Granted, the lemmy explorer tool might not be around for too long for people to be easily able to - since someone on you instance needs to known a community exists on other instance and access it for everyone to see it. And some people might just not be aware of it as well.

[–] lambalicious@lemmy.sdf.org 3 points 10 months ago (1 children)

That’s partilly more on the people creating duplicates without looking if the community doesn’t exist already

Which is not bad; actually and to the contrary, it can be a part of each instance's cultural identity and it's a practical way of ensuring the diversity and viability of smaller instances.

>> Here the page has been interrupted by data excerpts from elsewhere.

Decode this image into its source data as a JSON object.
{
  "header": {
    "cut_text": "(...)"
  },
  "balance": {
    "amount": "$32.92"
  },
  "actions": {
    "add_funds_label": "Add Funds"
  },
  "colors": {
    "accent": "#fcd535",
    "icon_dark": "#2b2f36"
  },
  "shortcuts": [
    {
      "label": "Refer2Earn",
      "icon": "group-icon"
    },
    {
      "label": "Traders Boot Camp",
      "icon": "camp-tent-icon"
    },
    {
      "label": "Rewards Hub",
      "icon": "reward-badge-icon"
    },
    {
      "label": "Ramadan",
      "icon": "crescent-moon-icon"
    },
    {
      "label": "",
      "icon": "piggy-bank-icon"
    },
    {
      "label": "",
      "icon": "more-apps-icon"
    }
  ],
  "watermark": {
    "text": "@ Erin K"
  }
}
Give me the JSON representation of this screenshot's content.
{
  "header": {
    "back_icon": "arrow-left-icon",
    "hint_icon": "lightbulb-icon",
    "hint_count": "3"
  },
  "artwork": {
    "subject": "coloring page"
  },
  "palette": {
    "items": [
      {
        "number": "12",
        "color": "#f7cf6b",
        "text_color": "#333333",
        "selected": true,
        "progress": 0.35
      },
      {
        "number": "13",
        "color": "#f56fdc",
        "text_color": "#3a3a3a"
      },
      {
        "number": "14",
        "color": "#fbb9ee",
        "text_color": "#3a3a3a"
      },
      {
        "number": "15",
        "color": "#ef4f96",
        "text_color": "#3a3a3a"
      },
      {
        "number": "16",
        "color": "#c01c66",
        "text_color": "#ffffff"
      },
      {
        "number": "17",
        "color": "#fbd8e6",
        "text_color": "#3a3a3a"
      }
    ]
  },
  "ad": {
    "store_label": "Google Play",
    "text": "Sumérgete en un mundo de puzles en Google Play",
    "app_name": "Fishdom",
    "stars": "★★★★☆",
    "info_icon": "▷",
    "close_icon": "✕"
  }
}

Discussing c/soccer in an Argentinian lemmy can be very different than discussing it in hexbear, for example. Not to mention it's likely most of everyone would't even be able to participate in hexbear's. Furthermore, general subjects becoming tied to the largest instances, which statistically have more surface to cover the creation of communities for any subject ever, returns us to the same problem of conversation and community becoming centralized into a "Reddit" instance.

[–] illi@lemm.ee 3 points 10 months ago

A good perspective I didn't have.

[–] Blaze@discuss.tchncs.de 1 points 10 months ago

Are you talking about https://lemmyverse.net/ ? Why should it disappear?

[–] noobdoomguy8658@feddit.de 1 points 10 months ago

I think we'll collectively figure it out with time and have more specific, yet popular instances, rather than instances trying to be the all-places with communities. Like an instance for memes where communities act as sub-categories or something.

But I maybe wrong, I'm not on oracle or something.